I agree with the idea that sheetrock is kind of a last choice. Tinker made some great points:
• you can screw anything anywhere
• no need to find the studs for most non-structural loads
• you can paint it white for better light in the shop
• a 'hit' to the wall usually doesn't result in damage
• adds structural rigidity
• may reduce sound transmission
The down side:
• More flammable than sheet rock - by far!
• You can't easily fill and tape the screw holes and seams, but from a few feet back i don't notice mine unless I look for them
• Can't be repaired like sheetrock - like if you cut an outlet hole in the wrong spot
I have 5/8" particle board on my shop walls, painted white. It wasn't so much a planned choice as a lucky happenstance. When they closed the Builders Square stores many years ago, they sold the pallet racking separate from the sheets of particle board that were the 'shelves'. Not a lot of people wanted the sheets of particle board because they had been cut slightly under 4' x 8' to sit between the rails on the pallet racking. I can't remember how many trailers full I bought but I *do* remember that I paid a buck a sheet.
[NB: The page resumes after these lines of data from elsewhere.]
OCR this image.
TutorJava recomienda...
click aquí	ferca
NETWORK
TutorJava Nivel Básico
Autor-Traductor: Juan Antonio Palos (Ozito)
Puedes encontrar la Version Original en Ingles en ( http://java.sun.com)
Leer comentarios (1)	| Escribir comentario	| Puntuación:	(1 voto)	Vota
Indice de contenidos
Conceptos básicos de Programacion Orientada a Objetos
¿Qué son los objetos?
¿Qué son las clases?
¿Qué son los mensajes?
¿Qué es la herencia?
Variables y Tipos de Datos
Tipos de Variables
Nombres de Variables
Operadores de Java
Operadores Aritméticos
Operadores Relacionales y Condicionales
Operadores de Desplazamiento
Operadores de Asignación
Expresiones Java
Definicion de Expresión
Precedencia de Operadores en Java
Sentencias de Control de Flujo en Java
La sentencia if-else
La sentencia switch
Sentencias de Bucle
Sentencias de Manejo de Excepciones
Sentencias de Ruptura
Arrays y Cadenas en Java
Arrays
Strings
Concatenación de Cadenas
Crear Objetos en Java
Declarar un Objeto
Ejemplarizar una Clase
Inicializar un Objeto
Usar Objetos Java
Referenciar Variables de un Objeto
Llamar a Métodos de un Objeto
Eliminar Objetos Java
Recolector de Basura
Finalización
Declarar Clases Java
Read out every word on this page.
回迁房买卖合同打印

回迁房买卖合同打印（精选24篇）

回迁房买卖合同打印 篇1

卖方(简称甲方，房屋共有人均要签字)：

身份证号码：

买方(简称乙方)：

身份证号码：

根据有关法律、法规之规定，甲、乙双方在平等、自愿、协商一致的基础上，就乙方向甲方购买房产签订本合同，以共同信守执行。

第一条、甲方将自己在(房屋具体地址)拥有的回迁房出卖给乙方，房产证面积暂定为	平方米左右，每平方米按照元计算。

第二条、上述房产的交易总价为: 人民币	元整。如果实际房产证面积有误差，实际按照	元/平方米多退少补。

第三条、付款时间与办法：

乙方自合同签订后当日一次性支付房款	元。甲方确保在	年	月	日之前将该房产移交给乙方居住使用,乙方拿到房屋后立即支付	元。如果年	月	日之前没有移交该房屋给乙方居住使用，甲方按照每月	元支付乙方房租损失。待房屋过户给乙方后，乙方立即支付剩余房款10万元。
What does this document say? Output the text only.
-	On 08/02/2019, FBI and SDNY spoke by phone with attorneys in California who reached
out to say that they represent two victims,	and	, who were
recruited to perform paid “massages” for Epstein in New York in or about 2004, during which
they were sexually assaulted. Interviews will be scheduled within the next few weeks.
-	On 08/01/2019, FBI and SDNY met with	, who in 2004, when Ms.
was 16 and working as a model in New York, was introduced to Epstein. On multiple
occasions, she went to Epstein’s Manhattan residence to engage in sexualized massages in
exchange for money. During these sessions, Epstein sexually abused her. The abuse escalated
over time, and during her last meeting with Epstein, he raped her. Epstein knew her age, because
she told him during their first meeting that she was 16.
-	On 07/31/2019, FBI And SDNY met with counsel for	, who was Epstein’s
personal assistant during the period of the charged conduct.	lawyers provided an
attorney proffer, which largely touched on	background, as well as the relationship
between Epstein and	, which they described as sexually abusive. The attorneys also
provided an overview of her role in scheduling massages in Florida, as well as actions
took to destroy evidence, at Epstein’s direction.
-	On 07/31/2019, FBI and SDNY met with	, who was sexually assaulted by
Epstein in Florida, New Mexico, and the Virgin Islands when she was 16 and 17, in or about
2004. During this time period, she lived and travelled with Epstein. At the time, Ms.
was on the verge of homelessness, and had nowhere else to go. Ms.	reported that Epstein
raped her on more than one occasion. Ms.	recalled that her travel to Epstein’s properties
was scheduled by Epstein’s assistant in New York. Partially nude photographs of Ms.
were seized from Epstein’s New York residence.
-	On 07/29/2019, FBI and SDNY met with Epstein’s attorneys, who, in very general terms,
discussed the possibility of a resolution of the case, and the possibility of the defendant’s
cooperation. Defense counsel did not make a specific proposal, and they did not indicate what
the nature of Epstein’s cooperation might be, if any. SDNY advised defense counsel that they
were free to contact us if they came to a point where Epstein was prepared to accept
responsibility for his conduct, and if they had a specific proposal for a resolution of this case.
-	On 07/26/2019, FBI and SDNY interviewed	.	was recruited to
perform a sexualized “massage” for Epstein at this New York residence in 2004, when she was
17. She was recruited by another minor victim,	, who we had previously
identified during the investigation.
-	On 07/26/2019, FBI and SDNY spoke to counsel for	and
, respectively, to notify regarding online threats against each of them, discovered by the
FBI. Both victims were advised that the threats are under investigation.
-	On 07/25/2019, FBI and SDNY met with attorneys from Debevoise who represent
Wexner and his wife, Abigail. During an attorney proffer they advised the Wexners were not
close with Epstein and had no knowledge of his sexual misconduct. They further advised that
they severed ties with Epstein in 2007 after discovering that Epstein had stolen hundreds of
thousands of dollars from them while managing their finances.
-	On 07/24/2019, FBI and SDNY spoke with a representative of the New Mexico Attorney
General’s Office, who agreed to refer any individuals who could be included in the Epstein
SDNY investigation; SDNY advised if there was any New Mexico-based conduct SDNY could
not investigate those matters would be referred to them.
The studs in my shop are 24" on center, so I ended up cutting the length to 6 feet to go center-to-center on the studs. The walls are something like 10' 4-1/2" high, so I used the width (or 'height' on the walls) that they came in - I think it was 45" or something like that. I only cut the final top piece to fit. BTW, I had a Holzer panel saw at the time so cutting the sheets was a cinch. Handling them by myself, however, was a real pain in the back!!! Thinking about it again is causing me retroactive back pain.
If I ever build another shop I would use plywood as my first choice, and OSB as my second. If you should ever decide that you want the taped seams and smooth look of drywall, you could always install drywall over the top of the other materials and get the best of both worlds. Plus, if you did it right, you'd get fantastic sound deadening as a side bonus!